Saturday’s 34-17 victory over Australia in a memorable final secured back-to-back titles for the sport’s superpower, who have now won 14 successive World Cup matches since their shock 2007 quarter-final defeat by France.
“The greatest team ever? Possibly. For the moment let’s just all agree that this is the best team in World Cup history,” former All Blacks captain Sean Fitzpatrick wrote in the Sunday Times.
“This is the most meticulous, best-prepared team in rugby. This is not just about skills but game management, which told in the last 15 minutes when they snuffed out any chances of what would have been a remarkable Aussie fightback.
“The world, particularly the northern hemisphere, will now be wondering how they can close the gap — I wouldn’t be getting your hopes up.”

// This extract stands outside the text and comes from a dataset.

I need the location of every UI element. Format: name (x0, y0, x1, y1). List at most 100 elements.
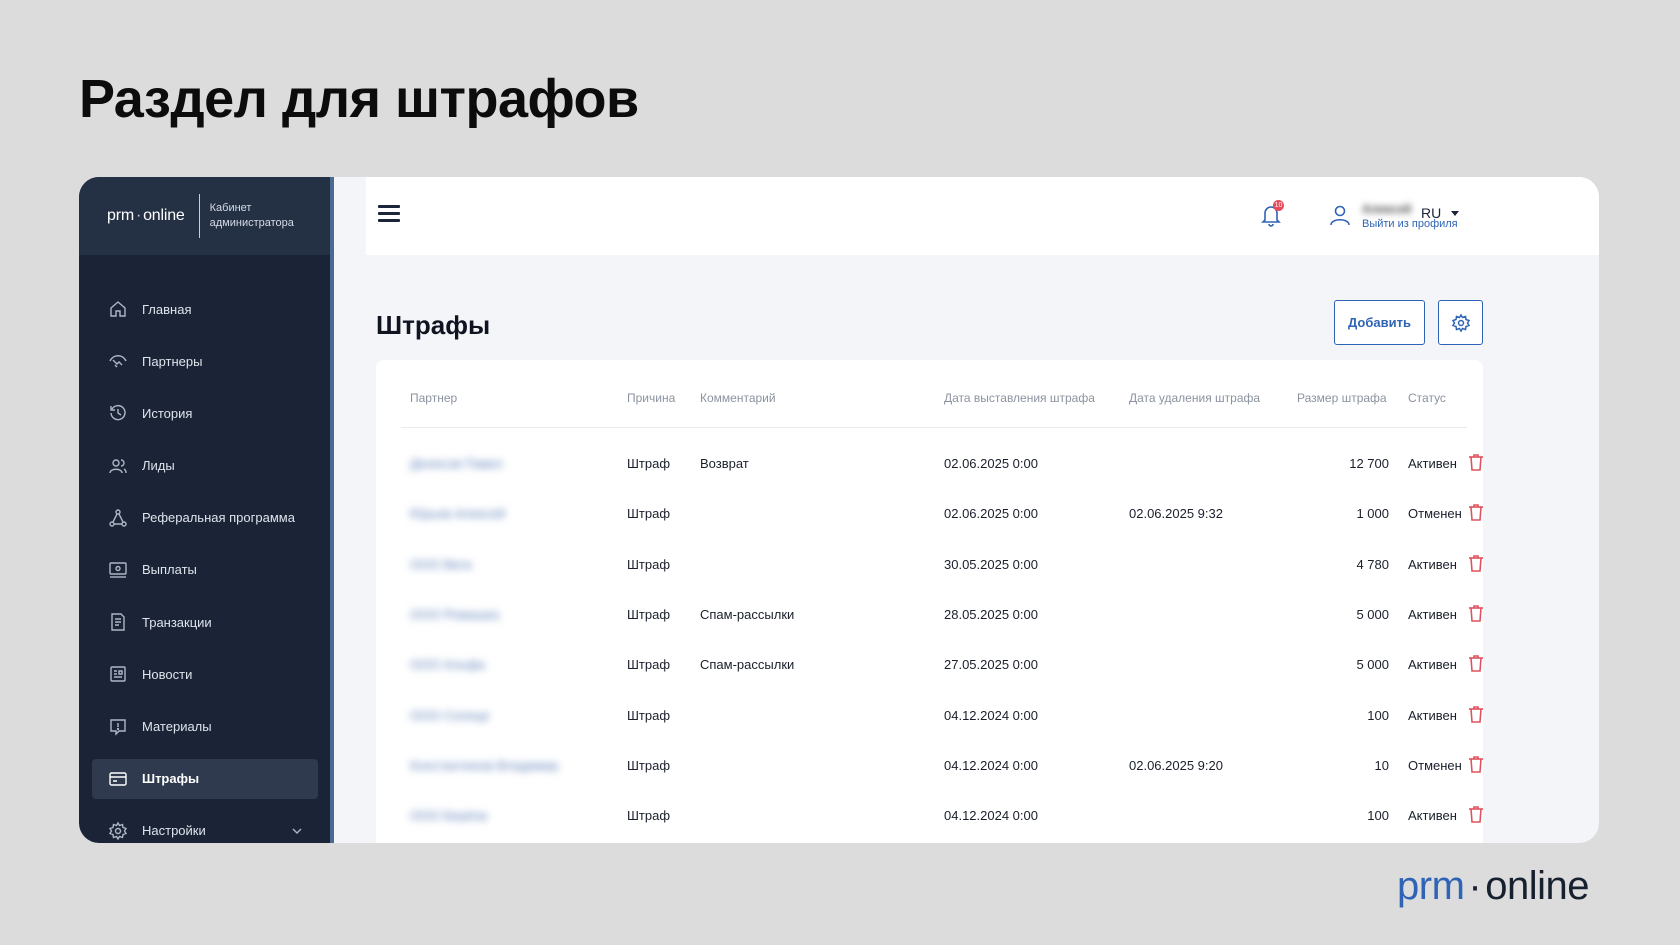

The paper’s rugby correspondent Stephen Jones added: “The World Cup was retained and then you had to ask if there was ever a period of 10 minutes in the whole tournament when the issue seriously looked in doubt.”
Although a core group of six players boasting over 700 caps between them are retiring — or in captain Richie McCaw’s case — expected to be retiring, New Zealand’s strength in depth means they are unlikely to suffer any sort of major dip.
Sonny Bill Williams would walk into any team in the world but has had to be content to spend most of his career on the bench behind stellar centres Ma’a Nonu and Conrad Smith, who are both now leaving the stage.
Beauden Barrett also looks well equipped, if, as is expected, to take up the flyhalf duties from Dan Carter, who signed off his 112-cap career with a man of the match performance on Saturday.
The country’s remarkable production line of hard-running, high-paced wingers doesn’t show any signs of drying up soon and Saturday’s victory can only spur the dreams of the next generation.
Former England coach Clive Woodward described the All Blacks as a “very special team” but was also impressed by Australia.
“As a fan I salute both teams and frankly we have got so much to learn from them,” he wrote in the Mail on Sunday.
“Ignoring just for a minute their superior handling skills, which England and others in the northern hemisphere must look to match, the over-riding lesson from this tournament is that we must learn to play with pace.
“We need much more pace in our game and that comes from improving our fitness and conditioning and we must improve our speed of thought. We have the players out there who can do this but we must start picking and believing in them.”